First, we will show the following lemma:
Let $\|v_n\|\leq M$ for all $n$. Note that if $v_n\rightharpoonup v\neq 0$, then we must have $T(v_n)\to T(v)$. As $T$ is injective, we must have $T(v)\neq 0$, so $\|T(v)\| = \epsilon > 0$. Then, there must be infinitely many $v_n$ such that $\|T(v_n)\|\geq \epsilon/2$. We let this subsequence be $\{v_{n_k}\}_{k=1}^{\infty}$, and we let $F$ be the subspace spanned by $\{v_{n_k}\}_{k=1}^{\infty}$. Then, the closed $M$-ball in $F$ is a subset of the closed $M$-ball in $E$, and the image under $T$ of the closed $M$-ball in $F$ contains the closed $\epsilon/2$-ball in $T(F) = F$ (the equality of $T(F)$ and $F$ comes from the fact that $F$ is spanned by eigenvectors of $T$). As $F$ is infinite dimensional, the closed $\epsilon/2$-ball in $F$ is not compact, so therefore the image under $T$ of the closed $M$-ball in $E$ is not relatively compact, which contradicts that $T$ is compact. This implies that $v_n\not\rightharpoonup v$ for any $v\neq 0$, so we must have $v_n\rightharpoonup 0$.

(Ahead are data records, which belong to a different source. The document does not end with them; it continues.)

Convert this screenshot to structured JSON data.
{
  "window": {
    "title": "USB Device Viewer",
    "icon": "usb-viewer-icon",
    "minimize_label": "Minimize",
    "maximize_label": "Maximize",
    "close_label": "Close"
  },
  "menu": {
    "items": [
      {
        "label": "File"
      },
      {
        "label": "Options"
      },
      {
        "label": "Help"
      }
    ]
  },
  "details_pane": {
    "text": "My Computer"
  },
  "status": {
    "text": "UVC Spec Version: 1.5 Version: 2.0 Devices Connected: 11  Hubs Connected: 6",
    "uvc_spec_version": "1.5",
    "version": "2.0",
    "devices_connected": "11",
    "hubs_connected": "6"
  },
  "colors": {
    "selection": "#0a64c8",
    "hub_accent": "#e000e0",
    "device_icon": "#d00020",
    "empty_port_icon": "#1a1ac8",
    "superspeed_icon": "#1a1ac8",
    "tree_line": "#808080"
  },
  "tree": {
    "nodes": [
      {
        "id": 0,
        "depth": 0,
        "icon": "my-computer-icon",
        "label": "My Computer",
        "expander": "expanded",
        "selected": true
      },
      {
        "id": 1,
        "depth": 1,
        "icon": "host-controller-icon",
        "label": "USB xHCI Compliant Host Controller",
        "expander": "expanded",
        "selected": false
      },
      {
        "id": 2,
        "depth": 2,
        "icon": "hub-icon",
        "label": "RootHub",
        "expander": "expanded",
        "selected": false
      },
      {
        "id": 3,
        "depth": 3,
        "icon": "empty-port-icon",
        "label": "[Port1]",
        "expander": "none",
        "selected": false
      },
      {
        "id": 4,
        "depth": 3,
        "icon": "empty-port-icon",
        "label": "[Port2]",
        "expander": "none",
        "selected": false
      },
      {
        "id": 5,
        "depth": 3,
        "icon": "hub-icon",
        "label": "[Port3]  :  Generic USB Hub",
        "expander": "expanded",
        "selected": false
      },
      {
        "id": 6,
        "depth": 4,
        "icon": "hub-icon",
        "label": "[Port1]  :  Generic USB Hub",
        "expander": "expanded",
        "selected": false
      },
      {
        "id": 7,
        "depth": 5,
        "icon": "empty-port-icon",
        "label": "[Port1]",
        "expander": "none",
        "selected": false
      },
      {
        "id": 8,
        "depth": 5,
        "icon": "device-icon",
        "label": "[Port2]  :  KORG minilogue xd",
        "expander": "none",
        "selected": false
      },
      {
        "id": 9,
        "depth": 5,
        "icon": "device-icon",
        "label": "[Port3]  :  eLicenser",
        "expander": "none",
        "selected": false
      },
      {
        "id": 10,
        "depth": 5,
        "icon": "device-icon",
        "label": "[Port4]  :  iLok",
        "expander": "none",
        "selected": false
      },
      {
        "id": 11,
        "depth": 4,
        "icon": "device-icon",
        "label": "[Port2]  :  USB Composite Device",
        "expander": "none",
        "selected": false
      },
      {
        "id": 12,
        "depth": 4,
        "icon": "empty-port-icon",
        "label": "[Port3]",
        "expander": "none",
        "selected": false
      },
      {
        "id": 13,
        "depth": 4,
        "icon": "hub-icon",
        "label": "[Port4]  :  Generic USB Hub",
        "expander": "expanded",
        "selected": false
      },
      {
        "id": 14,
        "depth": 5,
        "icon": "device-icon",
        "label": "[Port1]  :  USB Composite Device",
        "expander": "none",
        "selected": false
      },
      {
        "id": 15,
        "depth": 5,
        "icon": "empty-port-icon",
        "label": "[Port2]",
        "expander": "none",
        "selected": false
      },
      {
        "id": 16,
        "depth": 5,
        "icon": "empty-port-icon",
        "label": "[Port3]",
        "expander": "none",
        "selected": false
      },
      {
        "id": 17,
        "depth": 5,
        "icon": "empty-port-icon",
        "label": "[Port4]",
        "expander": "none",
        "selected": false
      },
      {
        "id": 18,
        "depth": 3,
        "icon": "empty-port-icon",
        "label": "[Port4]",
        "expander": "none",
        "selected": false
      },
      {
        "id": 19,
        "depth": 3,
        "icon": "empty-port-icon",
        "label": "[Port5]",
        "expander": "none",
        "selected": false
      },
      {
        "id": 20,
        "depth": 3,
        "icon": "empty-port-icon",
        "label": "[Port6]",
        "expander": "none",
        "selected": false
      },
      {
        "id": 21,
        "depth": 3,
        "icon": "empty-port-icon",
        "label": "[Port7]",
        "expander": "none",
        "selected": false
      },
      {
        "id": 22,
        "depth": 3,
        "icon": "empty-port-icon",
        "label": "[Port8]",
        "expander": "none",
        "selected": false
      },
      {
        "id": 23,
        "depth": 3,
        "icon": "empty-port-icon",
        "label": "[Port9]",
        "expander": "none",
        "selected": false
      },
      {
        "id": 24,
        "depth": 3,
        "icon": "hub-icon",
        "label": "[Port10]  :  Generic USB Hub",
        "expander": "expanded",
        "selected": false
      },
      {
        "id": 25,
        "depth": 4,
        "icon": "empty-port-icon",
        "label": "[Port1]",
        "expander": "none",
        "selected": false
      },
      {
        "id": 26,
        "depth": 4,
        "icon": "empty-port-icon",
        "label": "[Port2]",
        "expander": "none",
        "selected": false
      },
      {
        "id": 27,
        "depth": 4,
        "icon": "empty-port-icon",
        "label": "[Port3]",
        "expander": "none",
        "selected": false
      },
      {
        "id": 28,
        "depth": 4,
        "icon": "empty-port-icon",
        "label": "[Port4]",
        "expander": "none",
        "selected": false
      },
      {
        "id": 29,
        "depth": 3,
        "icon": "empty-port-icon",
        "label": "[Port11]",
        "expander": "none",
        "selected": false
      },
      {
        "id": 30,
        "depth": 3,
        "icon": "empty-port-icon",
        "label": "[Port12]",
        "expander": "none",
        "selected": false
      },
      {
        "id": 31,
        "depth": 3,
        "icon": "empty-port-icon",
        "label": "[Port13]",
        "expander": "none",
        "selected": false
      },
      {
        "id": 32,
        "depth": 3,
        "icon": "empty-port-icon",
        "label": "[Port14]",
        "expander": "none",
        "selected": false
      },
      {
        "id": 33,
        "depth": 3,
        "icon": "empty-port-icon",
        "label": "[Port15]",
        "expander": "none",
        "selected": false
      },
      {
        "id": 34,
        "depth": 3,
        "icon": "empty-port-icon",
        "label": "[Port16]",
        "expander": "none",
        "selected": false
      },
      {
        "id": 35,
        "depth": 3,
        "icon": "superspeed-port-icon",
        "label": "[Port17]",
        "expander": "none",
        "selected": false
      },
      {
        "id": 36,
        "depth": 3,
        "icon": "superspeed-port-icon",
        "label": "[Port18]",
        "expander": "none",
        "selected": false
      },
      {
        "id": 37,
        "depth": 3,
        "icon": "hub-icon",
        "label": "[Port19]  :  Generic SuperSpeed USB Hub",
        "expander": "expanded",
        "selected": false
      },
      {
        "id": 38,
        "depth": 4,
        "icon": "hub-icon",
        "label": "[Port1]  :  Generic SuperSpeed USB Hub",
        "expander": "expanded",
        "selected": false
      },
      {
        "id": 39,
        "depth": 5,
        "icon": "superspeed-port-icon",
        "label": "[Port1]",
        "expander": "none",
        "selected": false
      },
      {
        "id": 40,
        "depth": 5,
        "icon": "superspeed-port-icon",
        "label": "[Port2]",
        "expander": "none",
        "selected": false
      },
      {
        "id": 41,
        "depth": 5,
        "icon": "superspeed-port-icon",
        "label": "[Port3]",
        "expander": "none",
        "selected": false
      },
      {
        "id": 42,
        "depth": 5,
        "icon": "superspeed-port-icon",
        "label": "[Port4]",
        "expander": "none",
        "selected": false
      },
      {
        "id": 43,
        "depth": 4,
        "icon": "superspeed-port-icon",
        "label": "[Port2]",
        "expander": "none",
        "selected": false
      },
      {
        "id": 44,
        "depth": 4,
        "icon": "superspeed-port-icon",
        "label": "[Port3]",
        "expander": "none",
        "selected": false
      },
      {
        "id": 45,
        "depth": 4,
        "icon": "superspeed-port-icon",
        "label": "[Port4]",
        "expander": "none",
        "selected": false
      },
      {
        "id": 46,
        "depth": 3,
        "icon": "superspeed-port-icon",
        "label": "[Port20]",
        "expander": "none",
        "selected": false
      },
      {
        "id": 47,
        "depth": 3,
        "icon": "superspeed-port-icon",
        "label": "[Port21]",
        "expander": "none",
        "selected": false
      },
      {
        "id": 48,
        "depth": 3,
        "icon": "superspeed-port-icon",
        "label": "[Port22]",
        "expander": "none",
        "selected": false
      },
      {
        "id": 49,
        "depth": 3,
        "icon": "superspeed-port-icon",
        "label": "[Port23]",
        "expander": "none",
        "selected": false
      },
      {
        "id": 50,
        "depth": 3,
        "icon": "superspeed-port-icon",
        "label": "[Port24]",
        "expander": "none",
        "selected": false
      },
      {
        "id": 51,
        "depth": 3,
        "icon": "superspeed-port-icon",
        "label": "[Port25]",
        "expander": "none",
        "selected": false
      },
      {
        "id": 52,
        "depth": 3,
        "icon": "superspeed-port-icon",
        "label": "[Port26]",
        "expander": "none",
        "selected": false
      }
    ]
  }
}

Now, given that every subsequence of the given bounded, linearly independent sequence $\{v_n\}_{n=1}^{\infty}$ has a further bounded, linearly independent subsequence that converges weakly to $0$ (existence of a weakly convergent subsequence comes from the reflexivity of $E$, weak convergence to $0$ comes from the above lemma), we must have that $v_n\rightharpoonup 0$. This uses the result that for a topological space $X$, if $\{x_n\}_{n=1}^{\infty}\subset X$ such that every subsequence of $x_n$ has a further subsequence that converges to $x$, then $x_n\to x$. Here, the space is $E$ endowed with the weak topology.